Russia calls for more observers in Georgia

OSCE monitors said Georgia had made elaborate preparations for the offensive in South Ossetia on August 7. Tbilisi has claimed that they were provoked by the Russian side.

Russian troops entered Georgia on August 8 to push back Georgian troops attempting to restore control over South Ossetia.

MOSCOW (AFP) — Russia called Saturday for more international observers to be sent to Georgia, two days before a European Union summit that Tbilisi hopes will decide on measures to punish the Russian leadership.

The appeal for stronger European monitoring in Georgia came as Prime Minister Vladimir Putin urged EU leaders to show “common sense” at the summit on Monday and ignore calls for sanctions against Russia.

Leaders of the 27-nation EU are to agree on a response to Russia’s military surge into Georgia and decision to recognise the independence of two secessionist regions.

Georgia  called for sanctions on Russian leaders after breaking off diplomatic relations with Moscow to protest the decision to recognise South Ossetia and Abkhazia.

But in an apparent conciliatory gesture, President Dmitry Medvedev told British Prime Minister Gordon Brown during a phone conversation that Russia wants more OSCE observers to be sent to Georgia, a Kremlin statement said.

The West sees the presence of monitors from the Organisation for Security and Cooperation in Europe as critical to ensure the success of the French-brokered ceasefire that ended five days of fighting between Georgian and Russian forces.

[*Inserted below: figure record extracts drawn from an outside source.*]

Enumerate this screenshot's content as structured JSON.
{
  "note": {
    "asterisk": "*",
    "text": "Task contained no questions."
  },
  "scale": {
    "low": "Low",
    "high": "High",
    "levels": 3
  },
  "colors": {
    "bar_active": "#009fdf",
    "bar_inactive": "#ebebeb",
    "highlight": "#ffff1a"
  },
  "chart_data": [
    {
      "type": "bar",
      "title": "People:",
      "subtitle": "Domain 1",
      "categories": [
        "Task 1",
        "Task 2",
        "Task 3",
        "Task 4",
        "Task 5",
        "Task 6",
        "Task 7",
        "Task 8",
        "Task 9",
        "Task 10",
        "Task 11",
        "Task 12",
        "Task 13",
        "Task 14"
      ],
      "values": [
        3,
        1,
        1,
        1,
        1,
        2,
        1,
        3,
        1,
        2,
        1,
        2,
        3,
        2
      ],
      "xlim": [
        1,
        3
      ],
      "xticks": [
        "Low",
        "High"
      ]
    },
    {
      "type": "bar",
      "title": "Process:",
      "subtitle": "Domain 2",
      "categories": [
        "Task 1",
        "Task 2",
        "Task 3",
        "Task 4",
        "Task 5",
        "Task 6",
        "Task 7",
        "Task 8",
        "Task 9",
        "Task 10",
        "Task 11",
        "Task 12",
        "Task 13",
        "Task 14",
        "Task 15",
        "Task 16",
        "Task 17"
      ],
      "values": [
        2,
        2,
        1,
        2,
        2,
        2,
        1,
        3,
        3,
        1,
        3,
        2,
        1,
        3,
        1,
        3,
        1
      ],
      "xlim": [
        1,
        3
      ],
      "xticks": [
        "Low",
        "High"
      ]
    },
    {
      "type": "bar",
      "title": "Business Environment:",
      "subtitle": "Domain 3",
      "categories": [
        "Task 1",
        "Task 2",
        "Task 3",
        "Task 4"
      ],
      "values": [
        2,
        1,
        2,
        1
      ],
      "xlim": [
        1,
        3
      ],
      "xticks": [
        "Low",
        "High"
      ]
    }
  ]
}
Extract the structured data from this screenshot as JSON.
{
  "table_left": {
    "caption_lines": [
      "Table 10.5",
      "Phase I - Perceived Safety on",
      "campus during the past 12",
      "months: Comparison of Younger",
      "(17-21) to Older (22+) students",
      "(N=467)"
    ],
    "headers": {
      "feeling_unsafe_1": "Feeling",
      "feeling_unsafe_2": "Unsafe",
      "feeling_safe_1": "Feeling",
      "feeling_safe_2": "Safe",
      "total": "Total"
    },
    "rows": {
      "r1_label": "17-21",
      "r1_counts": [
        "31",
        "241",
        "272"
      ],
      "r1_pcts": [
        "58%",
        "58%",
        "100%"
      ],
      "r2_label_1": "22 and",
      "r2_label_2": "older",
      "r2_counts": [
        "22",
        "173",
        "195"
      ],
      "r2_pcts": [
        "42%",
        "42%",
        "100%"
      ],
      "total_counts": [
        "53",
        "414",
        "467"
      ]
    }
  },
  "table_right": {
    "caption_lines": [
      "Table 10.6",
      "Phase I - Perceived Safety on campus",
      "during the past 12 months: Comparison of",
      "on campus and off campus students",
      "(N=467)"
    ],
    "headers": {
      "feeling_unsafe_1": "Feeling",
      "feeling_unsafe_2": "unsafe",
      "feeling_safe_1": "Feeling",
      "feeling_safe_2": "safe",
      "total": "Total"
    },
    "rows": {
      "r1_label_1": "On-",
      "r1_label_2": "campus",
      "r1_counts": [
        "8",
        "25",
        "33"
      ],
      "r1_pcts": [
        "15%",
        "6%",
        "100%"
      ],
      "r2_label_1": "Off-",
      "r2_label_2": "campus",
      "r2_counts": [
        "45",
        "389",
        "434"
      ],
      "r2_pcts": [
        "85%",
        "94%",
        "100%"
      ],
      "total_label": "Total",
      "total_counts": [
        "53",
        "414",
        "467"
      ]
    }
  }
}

The 56-nation OSCE decided this month to send up to 100 observers to Georgia. Some 20 observers are currently on the ground.

Russia “calls for the dispatch of additional OSCE observers to the security zone and setting up an impartial monitoring of the acts of the Georgian government,” said the Kremlin statement.

The German weekly Der Spiegel separately reported that OSCE observers were blaming Georgia for triggering the crisis in a series of unofficial reports presented to the German government.

OSCE monitors said Georgia had made elaborate preparations for the offensive in South Ossetia on August 7. Tbilisi has claimed that they were provoked by the Russian side.

Russian troops entered Georgia on August 8 to push back Georgian troops attempting to restore control over South Ossetia.

Russia halted a five-day offensive into Georgia but has failed to withdraw all its troops, saying they are on a peacekeeping mission. Tbilisi has labeled them an occupation force.

Medvedev reiterated that Russia was “in full compliance with the six principles” of a ceasefire deal, despite calls from the West for further withdrawals.

Putin said Russian troops “of course will leave these positions where we are now… We will not remain there forever”.

The former Kremlin leader acknowledged Russia was worried about calls for sanctions or other harsh measures from some EU governments.

“If I were to say that we don’t care, that we were indifferent, I would be lying,” Putin said in an interview to Germany’s ARD television.

Georgian Reintegration Minister Temur Yakobashvili called for Russian leaders to be punished with targeted sanctions.

“There is no point in isolating Russia.

“But we expect certain sanctions, which won’t be against the people, but against the political elite,” he told AFP in Tbilisi.

The minister did not specify what the sanctions against Russian leaders could involve, although such measures often include travel bans or the freezing of overseas bank accounts.

Georgia on Saturday also imposed visa restrictions on Russian citizens, with a foreign ministry spokeswoman saying it was a tit-for-tat measure. The new visa regime will take effect on September 8.

Czech Foreign Minister Karel Schwarzenberg said he supported calls for stripping Moscow of the right to host the 2014 Winter Olympics in the Black Sea resort of Sochi.

“Organising a celebration of peace and sport in an area near where there was a massacre and a war of aggression seems to me to be a strange idea,” Schwarzenberg told the Austrian Die Presse newspaper on Saturday.

Russia has faced an avalanche of criticism from the West after the five day war and its formal recognition of Abkhazia and South Ossetia as independent states.

Putin rejected suggestions from French Foreign Minister Bernard Kouchner that other former Soviet republics — in particular Ukraine — could be Russia’s next target.

“We have long ago recognised the borders of modern-day Ukraine,” he said.

Putin renewed his accusation that Washington provoked the conflict to whip up anti-Russian sentiment, hoping it would boost the chances of Republican candidate John McCain, who has taken a tough line on Russia.

“They wanted to make an enemy out of Russia and unite voters around one of the presidential candidates, of course, a ruling party candidate, because it is only the ruling party that has this kind of resources,” he said.

“We know there were many US advisors there,” Putin said, renewing accusations he made in an interview to CNN television.

“Why did the senior US leadership allow their citizens to be present there… ? And if they allowed it, I begin to suspect that it was done intentionally to organise a small victorious war,” he said.

The White House has dismissed the accusations as “patently false”.